What are the techniques to visualize high-dimensional data? ›

Visualizing high-dimensional data is a crucial skill in data science and analytics. Techniques like PCA, t-SNE, UMAP, parallel coordinates, and heatmaps provide powerful tools to uncover patterns, relationships, and insights in complex datasets.

How do you display a multidimensional array? ›

To declare a multi-dimensional array, define the variable type, specify the name of the array followed by square brackets which specify how many elements the main array has, followed by another set of square brackets which indicates how many elements the sub-arrays have: string letters[2][4];

How is multidimensional data represented? ›

A multidimensional data model is organized around a central theme, for example, sales. This theme is represented by a fact table. Facts are numerical measures. The fact table contains the names of the facts or measures of the related dimensional tables.
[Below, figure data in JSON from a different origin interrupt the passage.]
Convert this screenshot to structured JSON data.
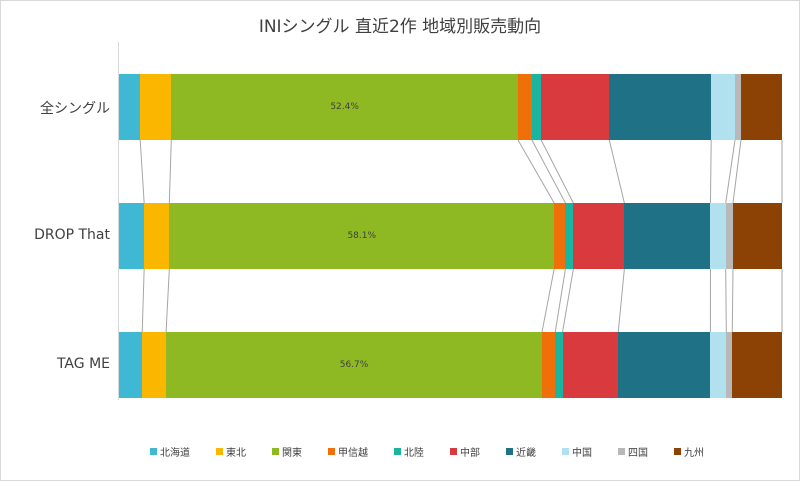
{
  "chart_data": {
    "type": "bar",
    "orientation": "horizontal",
    "stacked": "100%",
    "title": "INIシングル 直近2作 地域別販売動向",
    "categories": [
      "全シングル",
      "DROP That",
      "TAG ME"
    ],
    "series": [
      {
        "name": "北海道",
        "color": "#3fb8d4",
        "values": [
          3.2,
          3.8,
          3.5
        ]
      },
      {
        "name": "東北",
        "color": "#fbb700",
        "values": [
          4.7,
          3.8,
          3.6
        ]
      },
      {
        "name": "関東",
        "color": "#8fb923",
        "values": [
          52.4,
          58.1,
          56.7
        ]
      },
      {
        "name": "甲信越",
        "color": "#ef7008",
        "values": [
          2.1,
          1.7,
          2.0
        ]
      },
      {
        "name": "北陸",
        "color": "#1ab5a1",
        "values": [
          1.4,
          1.2,
          1.1
        ]
      },
      {
        "name": "中部",
        "color": "#d83a3e",
        "values": [
          10.3,
          7.7,
          8.4
        ]
      },
      {
        "name": "近畿",
        "color": "#1f7285",
        "values": [
          15.4,
          13.0,
          13.9
        ]
      },
      {
        "name": "中国",
        "color": "#b1e1ee",
        "values": [
          3.6,
          2.3,
          2.4
        ]
      },
      {
        "name": "四国",
        "color": "#b8b8b8",
        "values": [
          0.9,
          1.1,
          0.9
        ]
      },
      {
        "name": "九州",
        "color": "#8c4204",
        "values": [
          6.2,
          7.4,
          7.5
        ]
      }
    ],
    "data_labels": {
      "関東": [
        "52.4%",
        "58.1%",
        "56.7%"
      ]
    },
    "xlim": [
      0,
      100
    ],
    "grid": false,
    "series_lines": true,
    "legend_position": "bottom"
  }
}
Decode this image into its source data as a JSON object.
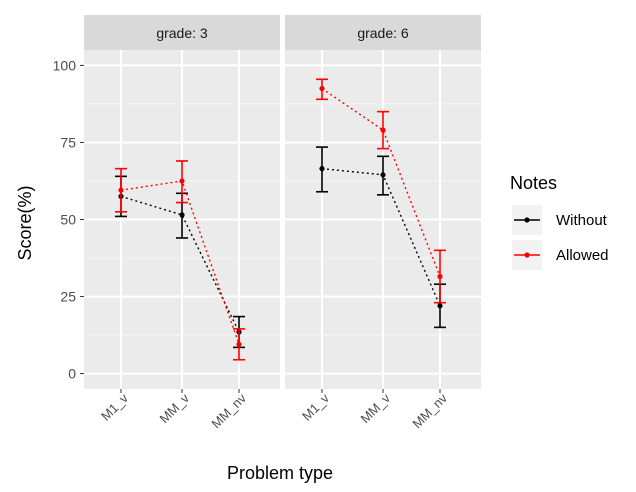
{
  "chart_data": {
    "type": "line",
    "facet_label_prefix": "grade: ",
    "facets": [
      {
        "label": "grade: 3",
        "series": [
          {
            "name": "Without",
            "y": [
              57.5,
              51.5,
              13.5
            ],
            "lower": [
              51,
              44,
              8.5
            ],
            "upper": [
              64,
              58.5,
              18.5
            ]
          },
          {
            "name": "Allowed",
            "y": [
              59.5,
              62.5,
              9.5
            ],
            "lower": [
              52.5,
              55.5,
              4.5
            ],
            "upper": [
              66.5,
              69,
              14.5
            ]
          }
        ]
      },
      {
        "label": "grade: 6",
        "series": [
          {
            "name": "Without",
            "y": [
              66.5,
              64.5,
              22
            ],
            "lower": [
              59,
              58,
              15
            ],
            "upper": [
              73.5,
              70.5,
              29
            ]
          },
          {
            "name": "Allowed",
            "y": [
              92.5,
              79,
              31.5
            ],
            "lower": [
              89,
              73,
              23
            ],
            "upper": [
              95.5,
              85,
              40
            ]
          }
        ]
      }
    ],
    "categories": [
      "M1_v",
      "MM_v",
      "MM_nv"
    ],
    "xlabel": "Problem type",
    "ylabel": "Score(%)",
    "ylim": [
      -5,
      105
    ],
    "yticks": [
      0,
      25,
      50,
      75,
      100
    ],
    "grid": true,
    "legend": {
      "title": "Notes",
      "placement": "right",
      "entries": [
        {
          "name": "Without",
          "color": "#000000"
        },
        {
          "name": "Allowed",
          "color": "#ff0000"
        }
      ]
    },
    "colors": {
      "Without": "#000000",
      "Allowed": "#ff0000"
    }
  }
}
How do you visualize dense data? ›

A transparency value between 90 percent and 99 percent works best for visualizing most high-density data. You can highlight a specific layer in a map with multiple layers by making it 100 percent opaque (no transparency) and adding transparency to the other layers.

References

Top Articles
Latest Posts
Article information

Author: Prof. Nancy Dach

Last Updated:

Views: 6333

Rating: 4.7 / 5 (57 voted)

Reviews: 88% of readers found this page helpful

Author information

Name: Prof. Nancy Dach

Birthday: 1993-08-23

Address: 569 Waelchi Ports, South Blainebury, LA 11589

Phone: +9958996486049

Job: Sales Manager

Hobby: Web surfing, Scuba diving, Mountaineering, Writing, Sailing, Dance, Blacksmithing

Introduction: My name is Prof. Nancy Dach, I am a lively, joyous, courageous, lovely, tender, charming, open person who loves writing and wants to share my knowledge and understanding with you.